Research Publications

Quick Navigation

Capturing Mismatch between Textual and Acoustic Emotion Expressions for Mood Identification in Bipolar Disorder

In Interspeech, Sep 2023

Minxue Niu, Amrit Romana, Mimansa Jaiswal, Melvin McInnis, Emily Mower Provost

Emotion Recognition
Mental Health
Text
Speech and Audio
Metric Design

Emotion is expressed through language, vocal and facial expressions. Lack of emotional alignment between modalities is a symptom of mental disorders. We propose to quantify the mismatch between emotion expressed through language and acoustics, which we refer to as Emotional Mismatch (EMM). EMM patterns differ between symptomatic and euthymic moods. EMM statistics serve as an effective feature for mood recognition, reducing annotation cost while preserving mood identification.

Designing Interfaces for Delivering and Obtaining Generation Explanation Annotations

In Submission, Mar 2023

Mimansa Jaiswal

Text
Data Annotation
Design

Designing a user interface where human annotators can provide explanations for text data. This can help improve the transparency and interpretability of machine learning models, as well as improve their performance.
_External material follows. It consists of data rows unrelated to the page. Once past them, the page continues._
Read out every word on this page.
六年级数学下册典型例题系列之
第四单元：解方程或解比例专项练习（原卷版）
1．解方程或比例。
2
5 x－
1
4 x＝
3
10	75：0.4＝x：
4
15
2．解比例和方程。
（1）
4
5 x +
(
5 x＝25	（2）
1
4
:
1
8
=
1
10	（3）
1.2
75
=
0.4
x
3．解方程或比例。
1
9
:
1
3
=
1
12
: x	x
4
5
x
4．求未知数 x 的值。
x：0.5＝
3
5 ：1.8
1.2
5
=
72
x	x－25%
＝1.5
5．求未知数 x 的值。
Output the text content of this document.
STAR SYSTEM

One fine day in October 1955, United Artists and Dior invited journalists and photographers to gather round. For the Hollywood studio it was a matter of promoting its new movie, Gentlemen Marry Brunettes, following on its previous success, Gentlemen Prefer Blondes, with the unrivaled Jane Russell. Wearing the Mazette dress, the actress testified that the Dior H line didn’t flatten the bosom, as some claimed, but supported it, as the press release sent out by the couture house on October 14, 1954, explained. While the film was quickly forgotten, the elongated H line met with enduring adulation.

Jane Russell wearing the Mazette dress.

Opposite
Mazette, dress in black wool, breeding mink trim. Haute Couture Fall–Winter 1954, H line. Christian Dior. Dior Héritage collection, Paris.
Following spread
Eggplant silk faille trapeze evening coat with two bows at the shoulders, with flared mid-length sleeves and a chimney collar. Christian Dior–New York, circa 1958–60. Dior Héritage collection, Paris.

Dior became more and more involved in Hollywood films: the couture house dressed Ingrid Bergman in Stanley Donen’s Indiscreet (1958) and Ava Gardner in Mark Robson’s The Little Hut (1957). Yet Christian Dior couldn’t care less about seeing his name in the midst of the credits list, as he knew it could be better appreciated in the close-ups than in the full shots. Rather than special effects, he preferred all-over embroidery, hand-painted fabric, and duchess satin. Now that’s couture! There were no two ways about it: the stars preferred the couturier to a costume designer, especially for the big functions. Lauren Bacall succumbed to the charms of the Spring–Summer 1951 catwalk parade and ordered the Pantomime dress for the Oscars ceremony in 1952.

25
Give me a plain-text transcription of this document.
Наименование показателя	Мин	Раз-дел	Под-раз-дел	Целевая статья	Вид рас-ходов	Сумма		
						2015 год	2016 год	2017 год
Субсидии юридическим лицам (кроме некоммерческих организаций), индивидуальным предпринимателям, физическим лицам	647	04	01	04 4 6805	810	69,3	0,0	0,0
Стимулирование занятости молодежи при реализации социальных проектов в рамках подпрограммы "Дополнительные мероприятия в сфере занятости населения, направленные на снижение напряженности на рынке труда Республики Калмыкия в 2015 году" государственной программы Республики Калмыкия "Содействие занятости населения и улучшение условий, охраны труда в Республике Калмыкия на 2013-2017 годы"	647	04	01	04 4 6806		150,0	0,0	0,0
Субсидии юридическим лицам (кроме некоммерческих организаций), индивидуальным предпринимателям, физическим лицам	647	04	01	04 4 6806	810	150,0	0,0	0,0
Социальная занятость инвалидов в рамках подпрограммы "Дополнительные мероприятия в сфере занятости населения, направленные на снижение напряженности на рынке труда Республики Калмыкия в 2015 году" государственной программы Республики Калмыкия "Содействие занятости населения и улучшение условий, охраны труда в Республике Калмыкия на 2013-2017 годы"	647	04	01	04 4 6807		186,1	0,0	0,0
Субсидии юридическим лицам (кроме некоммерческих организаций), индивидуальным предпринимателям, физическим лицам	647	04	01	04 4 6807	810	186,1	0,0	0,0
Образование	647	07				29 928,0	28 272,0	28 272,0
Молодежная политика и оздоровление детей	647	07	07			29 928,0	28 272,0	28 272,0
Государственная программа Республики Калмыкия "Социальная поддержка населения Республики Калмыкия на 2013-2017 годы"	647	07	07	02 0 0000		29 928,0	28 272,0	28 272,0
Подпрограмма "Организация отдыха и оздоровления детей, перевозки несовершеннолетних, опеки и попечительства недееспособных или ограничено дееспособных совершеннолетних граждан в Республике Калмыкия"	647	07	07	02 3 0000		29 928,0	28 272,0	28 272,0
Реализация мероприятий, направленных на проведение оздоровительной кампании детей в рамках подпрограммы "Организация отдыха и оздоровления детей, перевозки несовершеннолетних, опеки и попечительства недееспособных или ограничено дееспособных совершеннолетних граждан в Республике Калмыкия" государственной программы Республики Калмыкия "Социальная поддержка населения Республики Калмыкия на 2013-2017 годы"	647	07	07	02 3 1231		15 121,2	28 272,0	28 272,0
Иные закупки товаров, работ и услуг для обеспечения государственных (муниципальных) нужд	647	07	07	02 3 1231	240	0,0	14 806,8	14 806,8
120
CAPSTONE: Capability Assessment Protocol for Systematic Testing of Natural Language Models Expertise

In Submission, Mar 2023

Mimansa Jaiswal

Text
Evaluation
Metric Design
Schema
Interpretation
Data Annotation
Foundation Models

Prompt-based language models introduce uncertainty to classification and require users to try multiple prompts with varying temperatures to find the best fit. However, this approach lacks the ability to capture implicit differences in prompts and provide adequate vocabulary. To address this, a text annotation framework is proposed to provide a structured approach to prompt definition and annotation. Better validation structures and structured prompts are necessary for using prompt-based systems at scale for labeling or retrieval.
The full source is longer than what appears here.